Neanderthals turned to chemistry to start fires

Neanderthals may have been some of the earliest humans to harness the power of chemistry. Archaeologists in the Netherlands have uncovered evidence that Neanderthals used naturally occurring manganese dioxide to help start fires.

Neanderthals, which were closely related to modern humans, became extinct around 40,000 years ago © Shutterstock

Chunks of black manganese oxides have been recovered at Neanderthal sites for many years, and until now it was thought to have been used as a source of body paint, as it is often found alongside other coloured minerals. However, some have pointed out that there would have been more readily available sources of black pigment, including ash and charcoal.
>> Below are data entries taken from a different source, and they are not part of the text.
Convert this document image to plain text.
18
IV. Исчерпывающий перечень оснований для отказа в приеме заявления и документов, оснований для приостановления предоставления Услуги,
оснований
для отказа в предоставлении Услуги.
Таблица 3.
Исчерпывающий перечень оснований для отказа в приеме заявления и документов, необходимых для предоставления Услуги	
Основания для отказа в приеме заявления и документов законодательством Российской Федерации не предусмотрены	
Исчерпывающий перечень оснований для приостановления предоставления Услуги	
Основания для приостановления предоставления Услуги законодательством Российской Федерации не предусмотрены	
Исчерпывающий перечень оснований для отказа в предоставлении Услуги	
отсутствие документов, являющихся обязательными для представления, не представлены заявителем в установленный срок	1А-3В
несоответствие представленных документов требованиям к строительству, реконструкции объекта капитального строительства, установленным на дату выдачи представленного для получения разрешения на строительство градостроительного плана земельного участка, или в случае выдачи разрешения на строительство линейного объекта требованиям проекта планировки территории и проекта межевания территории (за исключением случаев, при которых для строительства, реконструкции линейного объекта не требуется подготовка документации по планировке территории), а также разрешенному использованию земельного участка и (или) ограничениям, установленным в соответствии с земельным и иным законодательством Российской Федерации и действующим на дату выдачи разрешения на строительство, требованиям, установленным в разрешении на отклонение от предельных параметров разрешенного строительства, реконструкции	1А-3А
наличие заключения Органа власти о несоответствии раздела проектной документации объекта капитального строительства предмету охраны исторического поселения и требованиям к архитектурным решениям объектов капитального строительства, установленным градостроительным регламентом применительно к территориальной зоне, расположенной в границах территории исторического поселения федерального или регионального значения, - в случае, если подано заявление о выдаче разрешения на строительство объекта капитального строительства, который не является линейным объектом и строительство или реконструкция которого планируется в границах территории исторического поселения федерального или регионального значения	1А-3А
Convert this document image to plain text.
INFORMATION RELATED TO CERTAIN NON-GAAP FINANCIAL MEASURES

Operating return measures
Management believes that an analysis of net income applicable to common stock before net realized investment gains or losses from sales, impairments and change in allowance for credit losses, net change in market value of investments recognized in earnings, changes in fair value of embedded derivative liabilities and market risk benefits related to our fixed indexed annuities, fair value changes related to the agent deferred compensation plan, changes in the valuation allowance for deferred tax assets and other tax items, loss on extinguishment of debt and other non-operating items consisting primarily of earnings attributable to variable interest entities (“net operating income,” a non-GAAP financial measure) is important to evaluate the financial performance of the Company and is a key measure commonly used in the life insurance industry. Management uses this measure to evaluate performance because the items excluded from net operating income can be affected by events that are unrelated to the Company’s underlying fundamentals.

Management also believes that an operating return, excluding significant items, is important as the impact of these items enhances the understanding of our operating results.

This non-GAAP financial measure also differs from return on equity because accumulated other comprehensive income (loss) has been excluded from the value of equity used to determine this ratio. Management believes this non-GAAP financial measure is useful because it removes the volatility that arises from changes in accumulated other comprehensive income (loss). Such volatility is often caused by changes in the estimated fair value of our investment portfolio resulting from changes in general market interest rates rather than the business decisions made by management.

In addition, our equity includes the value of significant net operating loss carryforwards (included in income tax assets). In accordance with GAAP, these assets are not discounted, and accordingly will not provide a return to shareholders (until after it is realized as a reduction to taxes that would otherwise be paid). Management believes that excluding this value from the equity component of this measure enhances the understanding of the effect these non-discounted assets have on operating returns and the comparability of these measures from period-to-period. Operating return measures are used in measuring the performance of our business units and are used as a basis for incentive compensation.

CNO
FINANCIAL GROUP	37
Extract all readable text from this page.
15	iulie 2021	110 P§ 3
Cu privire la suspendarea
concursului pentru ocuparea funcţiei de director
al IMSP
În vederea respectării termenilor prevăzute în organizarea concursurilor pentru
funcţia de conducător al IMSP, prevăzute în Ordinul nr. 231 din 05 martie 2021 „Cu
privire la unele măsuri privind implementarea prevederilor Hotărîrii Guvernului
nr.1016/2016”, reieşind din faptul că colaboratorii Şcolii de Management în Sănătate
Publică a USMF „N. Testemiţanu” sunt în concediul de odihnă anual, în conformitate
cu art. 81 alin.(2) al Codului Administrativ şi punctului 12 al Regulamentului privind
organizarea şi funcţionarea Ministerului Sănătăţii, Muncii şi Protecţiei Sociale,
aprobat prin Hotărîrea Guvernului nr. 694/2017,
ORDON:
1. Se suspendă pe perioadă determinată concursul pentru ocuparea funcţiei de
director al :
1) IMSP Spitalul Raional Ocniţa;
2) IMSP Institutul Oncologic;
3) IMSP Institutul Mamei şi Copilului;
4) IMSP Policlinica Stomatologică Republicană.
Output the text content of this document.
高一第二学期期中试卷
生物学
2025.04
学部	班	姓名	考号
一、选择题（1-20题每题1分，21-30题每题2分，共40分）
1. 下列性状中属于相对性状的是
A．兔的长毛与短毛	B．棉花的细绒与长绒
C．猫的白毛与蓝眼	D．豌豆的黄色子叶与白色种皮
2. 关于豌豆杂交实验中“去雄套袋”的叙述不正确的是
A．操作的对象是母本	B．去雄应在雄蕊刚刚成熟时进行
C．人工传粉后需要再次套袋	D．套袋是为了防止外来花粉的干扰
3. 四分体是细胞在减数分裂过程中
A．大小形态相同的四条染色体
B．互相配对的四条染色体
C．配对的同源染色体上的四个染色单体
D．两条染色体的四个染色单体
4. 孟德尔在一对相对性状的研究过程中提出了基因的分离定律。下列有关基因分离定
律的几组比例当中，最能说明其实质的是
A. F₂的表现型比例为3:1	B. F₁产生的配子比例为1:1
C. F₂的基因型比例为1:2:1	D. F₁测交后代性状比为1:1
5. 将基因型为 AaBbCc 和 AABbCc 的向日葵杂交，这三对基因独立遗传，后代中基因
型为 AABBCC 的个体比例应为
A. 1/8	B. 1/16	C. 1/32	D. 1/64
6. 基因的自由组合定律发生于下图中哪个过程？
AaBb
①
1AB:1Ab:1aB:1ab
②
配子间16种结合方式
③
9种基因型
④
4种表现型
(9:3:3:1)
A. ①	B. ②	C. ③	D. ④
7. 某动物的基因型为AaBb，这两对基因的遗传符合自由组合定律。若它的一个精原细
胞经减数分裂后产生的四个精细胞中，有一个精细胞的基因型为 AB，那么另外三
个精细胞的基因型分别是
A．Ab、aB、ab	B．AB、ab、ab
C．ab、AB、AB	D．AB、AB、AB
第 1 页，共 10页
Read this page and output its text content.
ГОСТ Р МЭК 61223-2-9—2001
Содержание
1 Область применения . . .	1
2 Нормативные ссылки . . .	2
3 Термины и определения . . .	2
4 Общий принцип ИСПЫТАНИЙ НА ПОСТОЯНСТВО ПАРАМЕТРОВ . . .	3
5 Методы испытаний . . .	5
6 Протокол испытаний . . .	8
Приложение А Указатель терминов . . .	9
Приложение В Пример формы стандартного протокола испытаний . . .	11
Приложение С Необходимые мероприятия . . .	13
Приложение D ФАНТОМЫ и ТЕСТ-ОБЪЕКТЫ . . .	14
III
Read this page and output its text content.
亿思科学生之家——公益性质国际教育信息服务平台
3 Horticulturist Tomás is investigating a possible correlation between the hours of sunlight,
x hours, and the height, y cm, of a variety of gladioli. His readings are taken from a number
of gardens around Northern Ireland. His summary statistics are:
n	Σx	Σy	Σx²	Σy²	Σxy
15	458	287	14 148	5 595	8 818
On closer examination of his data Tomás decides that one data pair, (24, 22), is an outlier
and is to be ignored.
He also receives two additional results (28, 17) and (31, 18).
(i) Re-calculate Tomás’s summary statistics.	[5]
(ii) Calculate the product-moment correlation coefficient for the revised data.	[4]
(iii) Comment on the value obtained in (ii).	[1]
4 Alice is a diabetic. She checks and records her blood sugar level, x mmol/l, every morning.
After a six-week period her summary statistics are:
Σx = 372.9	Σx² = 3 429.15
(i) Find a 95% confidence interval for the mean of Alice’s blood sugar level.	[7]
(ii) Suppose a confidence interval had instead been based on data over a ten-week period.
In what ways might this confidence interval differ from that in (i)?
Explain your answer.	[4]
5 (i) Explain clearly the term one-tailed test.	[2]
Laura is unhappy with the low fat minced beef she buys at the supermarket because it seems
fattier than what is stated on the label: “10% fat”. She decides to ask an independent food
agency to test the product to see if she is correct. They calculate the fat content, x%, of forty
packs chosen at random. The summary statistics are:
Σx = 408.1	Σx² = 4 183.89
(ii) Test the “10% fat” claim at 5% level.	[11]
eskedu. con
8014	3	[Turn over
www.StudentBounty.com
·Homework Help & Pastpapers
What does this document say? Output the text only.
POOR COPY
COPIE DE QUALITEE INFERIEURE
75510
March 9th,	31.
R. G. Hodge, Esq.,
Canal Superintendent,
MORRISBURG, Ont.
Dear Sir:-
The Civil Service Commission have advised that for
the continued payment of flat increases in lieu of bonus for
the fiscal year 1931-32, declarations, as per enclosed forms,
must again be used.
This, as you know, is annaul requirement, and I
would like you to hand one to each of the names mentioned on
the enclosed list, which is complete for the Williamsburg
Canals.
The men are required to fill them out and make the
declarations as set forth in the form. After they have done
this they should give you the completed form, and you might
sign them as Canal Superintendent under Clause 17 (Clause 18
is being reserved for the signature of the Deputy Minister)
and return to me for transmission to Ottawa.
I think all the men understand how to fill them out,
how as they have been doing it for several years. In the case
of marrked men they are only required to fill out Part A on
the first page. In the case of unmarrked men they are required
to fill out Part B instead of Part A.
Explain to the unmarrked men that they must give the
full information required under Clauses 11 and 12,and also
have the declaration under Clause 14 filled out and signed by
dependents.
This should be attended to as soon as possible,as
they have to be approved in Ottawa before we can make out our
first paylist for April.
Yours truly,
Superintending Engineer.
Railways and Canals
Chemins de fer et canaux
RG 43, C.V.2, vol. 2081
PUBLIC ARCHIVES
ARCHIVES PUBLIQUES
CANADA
Now, a group led by Marie Soressi at Leiden University in the Netherlands has put forward the idea that these compounds were instead used as firelighters. When they analysed the composition of manganese oxide blocks recovered from the Pech-de-l’Azé Neanderthal site in southern France, they found that they mainly contained manganese dioxide, which is similar in colour but more flammable than other manganese oxides. They also noticed scratch marks on blocks, suggesting they may have been scraped or ground to produce a powder. They found that when ground-up samples of the blocks were sprinkled over wood it lowered the ignition temperature by more than 100°C. These findings support the view that that rather than just exploiting naturally occurring wildfires, Neanderthals were able to start their own.